Caminhada da garota na garoa.
Era uma noite fria, contrastando com a menina quente.
Era a cor branca da neve contrastando com preto do cabelo dela.
Era a garoa fina, que molhava seus cabelos e suas roupas, contrastando com a secura que sentia na boca, há pouco sem palavras, há muito ocupada pelo silêncio do não saber, do nada sentir.
Era o céu sem estrelas, opaco, contrastando com o brilho de seus olhos.
E era tudo isso um contraste com o nada que ela via.
O vazio era grande, mas o vaso era pequeno, ela não podia adivinhar o que viria depois, mas ela queria, com todas as forças, saber, conhecer, e nunca se arrepender ou perder.
Era a força da gravidade que a cercava, contrastando com a fraqueza que fazia suas pernas bambearem.
Era o girar do mundo, contrastando com a estabilidade da garota, com sua vida parada, sem nada.
A imaginação corria solta e os olhos conseguiam, até mesmo, enxergar o que não existia, as narinas conseguiam sentir o perfume de novo e os dedos, quase, tocavam o mundo fictício que a mente criara, como um refúgio do inverno.

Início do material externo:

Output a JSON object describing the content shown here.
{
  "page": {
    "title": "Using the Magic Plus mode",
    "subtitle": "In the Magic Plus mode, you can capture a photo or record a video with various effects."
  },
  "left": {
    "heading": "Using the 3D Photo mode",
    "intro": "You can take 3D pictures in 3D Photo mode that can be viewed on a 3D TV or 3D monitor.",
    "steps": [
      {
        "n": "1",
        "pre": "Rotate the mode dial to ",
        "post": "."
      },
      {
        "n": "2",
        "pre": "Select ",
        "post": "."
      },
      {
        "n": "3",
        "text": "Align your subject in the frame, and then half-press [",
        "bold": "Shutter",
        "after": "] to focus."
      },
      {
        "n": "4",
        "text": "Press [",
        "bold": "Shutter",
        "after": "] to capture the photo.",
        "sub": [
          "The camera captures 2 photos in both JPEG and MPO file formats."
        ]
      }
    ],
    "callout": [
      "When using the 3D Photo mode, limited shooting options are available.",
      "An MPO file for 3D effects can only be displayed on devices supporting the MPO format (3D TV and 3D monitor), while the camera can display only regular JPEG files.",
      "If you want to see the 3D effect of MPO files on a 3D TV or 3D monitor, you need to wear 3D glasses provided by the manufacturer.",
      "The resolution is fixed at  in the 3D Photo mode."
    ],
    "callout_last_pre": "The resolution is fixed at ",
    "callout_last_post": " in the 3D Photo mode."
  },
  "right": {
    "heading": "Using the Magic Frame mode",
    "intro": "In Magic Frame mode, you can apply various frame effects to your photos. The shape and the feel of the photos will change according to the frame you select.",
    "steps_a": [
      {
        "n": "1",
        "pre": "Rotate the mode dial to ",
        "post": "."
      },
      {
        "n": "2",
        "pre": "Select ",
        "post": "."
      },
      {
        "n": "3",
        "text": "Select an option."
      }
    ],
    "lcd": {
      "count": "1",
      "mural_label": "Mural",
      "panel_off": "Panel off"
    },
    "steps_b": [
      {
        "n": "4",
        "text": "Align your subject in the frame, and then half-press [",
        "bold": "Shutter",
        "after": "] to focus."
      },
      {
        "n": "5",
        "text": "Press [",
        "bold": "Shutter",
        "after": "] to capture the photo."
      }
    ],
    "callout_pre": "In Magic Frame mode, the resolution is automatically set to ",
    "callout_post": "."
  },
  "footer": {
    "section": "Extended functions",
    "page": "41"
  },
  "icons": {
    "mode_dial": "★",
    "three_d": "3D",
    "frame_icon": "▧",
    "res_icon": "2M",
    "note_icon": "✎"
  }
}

Era o movimento do vento, contrastando com a imobilidade do coração.
Era a surpresa das pessoas ao verem-na, contrastando com a impassibilidade das feições, há pouco endurecidas, mas facilmente acostumadas á isso.
E o pensamento ia escoando, a mente ia se cansando e tudo voltava ao normal, tudo voltava a ser cinza, opaco e frio.
Como poderia ser diferente? As pernas pensavam por ela, seguindo o caminho proposto pelo destino, a mente só vagava, acometida pelo medo da despedida, da perda iminente.
Mas que tolice! Perdida já estava, há pouco, verdade, mas a garota conseguia se habituar tão bem aquilo que nem parecia pouco ou muito, parecia apenas um vácuo do tempo, que a rodeava como a neblina da rua que ela descia.
E descia, contrastando com o coração que subia e vinha, aos pulos, parar na garganta.
E descia, contrastando com os olhos que se elevavam aos céus, tentando obter resposta pro que sentia.
E descia, contrastando com o que sentia, que era nada mais, nada menos, que o puro cansaço que a subida da penitência no morro da aflição causa nos seres mais jovens, que ainda não compreendem a dor como remissão.
Mas ao descer, toda a rua deserta, contrastando com o cérebro, vasto de pensamentos, seus ouvidos, que até o momento se encontravam vazios, como suas mãos, que balançavam ao redor do corpo, foram tirados do torpor e tomados pela música cálida que ressoava através de um rádio vagabundo, pertencente á um vagabundo.
E então, a cantoria, reavivando a memória morta, mais leve que qualquer outra experiência que ela tivesse tido até o momento, elevou seu espírito, abaixou seu coração de volta á seu corpo, trouxe utilidade para os ouvidos fechados e movimentou sua face pálida, que emitiu um ensaio de sorriso.
Não, não era um sorriso.
Ainda não.
Mas era o suficiente pra que ela tirasse seus olhos do céu e os voltasse pra realidade, onde ela viu uma carga, mais que preciosa, ocupando suas mãos que há algum tempo estavam vazias.
Foi quando ela arregalou os olhos e... Não podia ser!
Era aquilo esperança? Envolta em seus braços como um recém-nascido, quente como um abraço paterno e reconfortante como a manta que a mãe põe em volta do filho que dorme no sofá numa tarde fria de outono?
Sim, era a conhecida esperança, que já tinha habitado naquele vaso, tão pequeno, que já se derramara para fora e que agora tinha achado, novamente, sua dona á sua espera.